Hace unos veinticinco años, en el transcurso de una estancia profesional en Valencia, aproveché la ocasión para saludar a Eliseu Climent en su librería Tres-i-Quatre. Como no podía ser de otra forma, la conversación derivó hacia la situación política de aquellos momentos. De repente, después de hacerle algunas consideraciones respecto del ‘Cap i Casal’ (Capital de Catalunya), y con un ademán grave, afirmó: “Si cae Barcelona, cae todo”. La sentencia de este insigne valenciano demuestra un afinado sentido político e histórico de lo que significa nuestra capital para la pervivencia de Cataluña. ¿Tan determinante es Barcelona?
No es casualidad que el general fascista José Solchaga, cuando vio la majestuosidad de la ciudad desde lo alto del Tibidabo en enero de 1939, exclamara: “¡Dios mío! ¿Quién ha permitido esto?”. Pese a su pensamiento primario, no había perdido el criterio del colonizador. Sabía lo que representa la proyección y la fuerza de la capital. Por eso, nada mejor que aniquilarla, degradarla o envilecerla para debilitar definitivamente toda la Nación. Desde 1714, ésta siempre ha sido una constante histórica del conflicto con España.
Han pasado los años y las bombas ya no caen en la Rambla, en Sants o en Gràcia, afortunadamente.
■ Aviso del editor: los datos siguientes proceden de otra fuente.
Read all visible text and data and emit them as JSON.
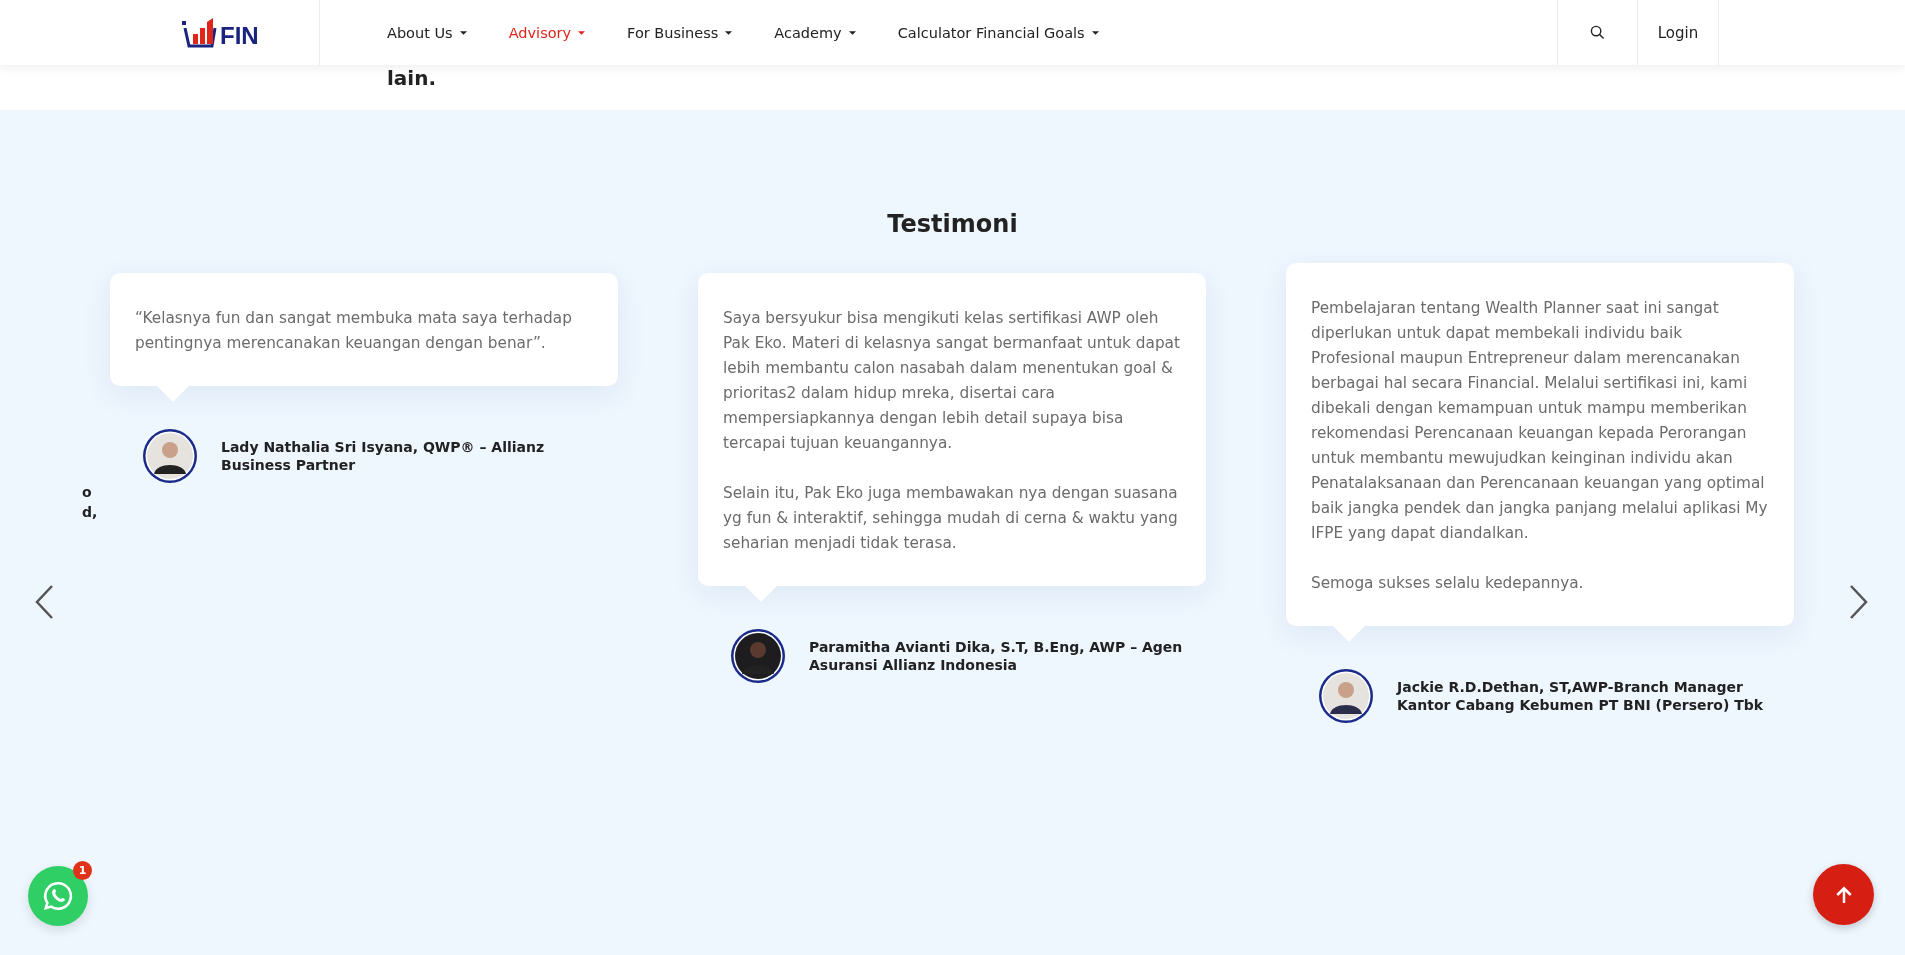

Ahora la metralla es amable y se disfraza de una supuesta bonanza económica en forma de un turismo desorbitado, eventos internacionales que benefician a unas élites determinadas y unos precios de la vivienda cada día sólo al alcance de los llamados “expats” (1).
La capital avanza sin cesar hacia un escenario económico con un empleo de poco nivel profesional. Claro, para atender a turistas, altos ejecutivos de grandes compañías y servir el “brunch” a los europeos o estadounidenses que se han instalado aquí porque hace buen tiempo y todo lo compran a precio de saldo con sus sueldos estratosféricos, no es necesaria investigación, desarrollo o innovación. Basta con taxistas y camareros.
Sobre este escenario, hablaba hace un mes el empresario y profesor de la Universidad de Girona, Joan Vila, en uno de sus artículos: “La llegada de tantos turistas, muchos de bajo coste, lleva a que se desarrollen muchas actividades de bajo nivel y poco retribuidas. Es una llamada directa a la inmigración”. ¿El resultado? Los jóvenes barceloneses (y catalanes) más formados se marchan fuera a trabajar y los trabajos se cubren con inmigrantes. Las nuevas generaciones comienzan a asumir que no podrán vivir en la capital de Cataluña sin tener que hacer de criada de los turistas alquilando una triste habitación por casi 700 euros al mes. Un ciclo funesto para el mañana del ‘Cap i Casal’.
Digámoslo claro y sin tapujos: los barceloneses cada día más nos sentimos como una especie de indígenas. Se va apoderando de nosotros la sensación de que nuestro porvenir se reducirá a asistir (hasta el día de nuestra extinción) al espectáculo de unos ricos caprichosos atendidos por una gente recién llegada que debe sobrevivir a base de su limosna.
Así se mata el futuro de la capital de Cataluña y crece imparablemente la sensación de degradación y despersonalización de la ciudad, siempre con la condescendencia de los grupos políticos del Ayuntamiento. Todos lo ven, pero todos se callan porque los artífices del negocio son poderosos y mantienen el rebaño en el redil mientras se llenan los bolsillos. Les viene bien que caiga Barcelona, porque así también cae la Nación.